Trimbur begins her in-person classes with students in a fetal position for a womb-like meditation, followed by a close listen of, say, Christina Aguilera’s “Beautiful.” It’s not uncommon for people to cry, she said.
She wants to unlock them from those emotions when they begin to wiggle up: “Get weirder, girls, get weirder!” she extolled, in the class I attended.
In another class, she instructed, “there’s a part in the song where you’re going to throw yourself on the floor like a toddler” having a tantrum — “but the face is cute.”
“I want to be able to just make people laugh through dance without it being too, like, honk, honk,” she told me, mimicking a schlocky comedian with an airhorn. There was a sense of gleeful abandon in that Manhattan studio — I’ve rarely seen so many students smiling in between reps — as the shrieks mixed with giggles.
Her New York dancers are already hooked. “It’s like church,” said Chelsy Mitchell, 32, a dance newbie who has been coming weekly since Trimbur started her Sunday classes, traveling an hour-and-a-half one way from her home upstate. “Dance therapy.”

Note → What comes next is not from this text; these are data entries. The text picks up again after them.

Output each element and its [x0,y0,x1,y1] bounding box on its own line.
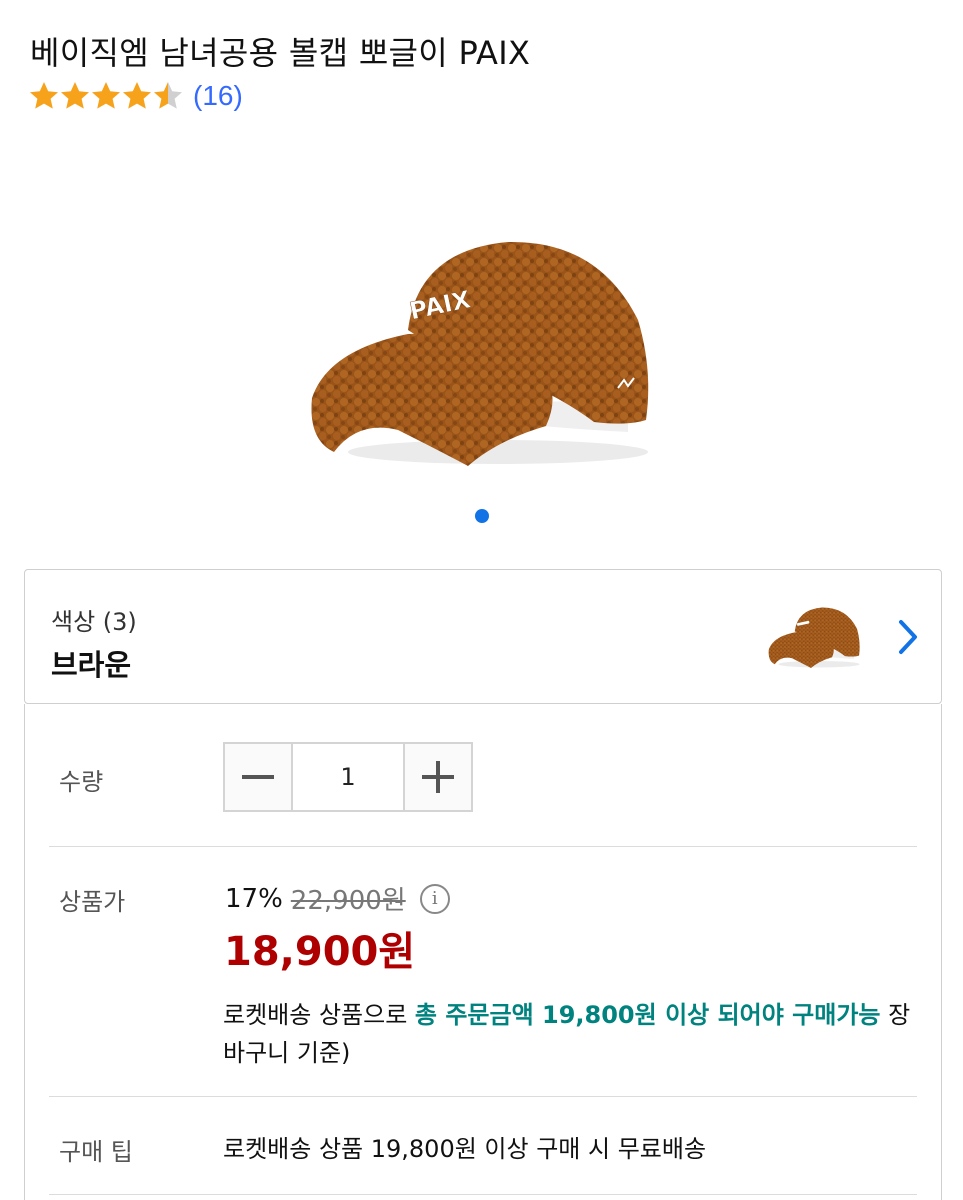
minus-icon [242,775,274,779]
color-option-thumbnail [768,607,860,668]
star-rating [28,80,183,112]
color-option-selector[interactable]: 색상 (3) 브라운 [24,569,942,704]
original-price: 22,900원 [290,886,406,916]
chevron-right-icon[interactable] [895,618,921,656]
quantity-stepper[interactable]: 1 [223,742,473,812]
info-icon[interactable]: i [419,883,450,914]
product-image[interactable]: PAIX [298,230,668,480]
order-detail-panel: 수량 1 상품가 17% 22,900원 i 18,900원 로켓배송 상품으로… [24,704,942,1200]
plus-icon [422,761,454,793]
divider [49,1096,917,1097]
rating-row[interactable]: (16) [28,80,243,112]
star-full-icon [61,82,89,109]
purchase-tip-label: 구매 팁 [59,1138,133,1166]
quantity-value[interactable]: 1 [293,744,403,810]
star-full-icon [92,82,120,109]
increase-quantity-button[interactable] [403,744,471,810]
decrease-quantity-button[interactable] [225,744,293,810]
divider [49,1194,917,1195]
notice-highlight: 총 주문금액 19,800원 이상 되어야 구매가능 [414,1001,881,1029]
carousel-dot-active[interactable] [475,509,489,523]
color-option-value: 브라운 [51,648,132,682]
divider [49,846,917,847]
price-summary: 17% 22,900원 i [225,880,450,917]
review-count-link[interactable]: (16) [193,80,243,112]
color-option-label: 색상 (3) [51,608,137,636]
product-title: 베이직엠 남녀공용 볼캡 뽀글이 PAIX [30,34,531,72]
price-label: 상품가 [59,888,126,916]
star-full-icon [30,82,58,109]
discount-rate: 17% [225,883,283,914]
star-half-icon [154,82,182,109]
star-full-icon [123,82,151,109]
notice-prefix: 로켓배송 상품으로 [223,1001,415,1029]
quantity-label: 수량 [59,768,104,796]
sale-price: 18,900원 [224,929,416,975]
rocket-delivery-notice: 로켓배송 상품으로 총 주문금액 19,800원 이상 되어야 구매가능 장바구… [223,996,923,1072]
purchase-tip-text: 로켓배송 상품 19,800원 이상 구매 시 무료배송 [223,1135,707,1163]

Catherine McCafferty, a 20-something comedian and actor, had the weight of 18 years of ballet and other dance training when she stepped into Trimbur’s studio for the first time that afternoon. She’d come because she liked what she saw on Instagram, but she was also new to New York and nervous that she wouldn’t measure up. Instead of feeling judged, she felt released. “The only eyes that are on you are a bunch of other people who want you to shine,” she said.
For Trimbur, that atmosphere of validation is paramount. “I get so frustrated when somebody says something like, ‘I can’t dance,’ or they say, ‘I’m the worst one’ or ‘no one wants to see me do that,’” she said. “It’s so sad because I know, scientifically, how happy you could be, if you gave yourself permission to move.”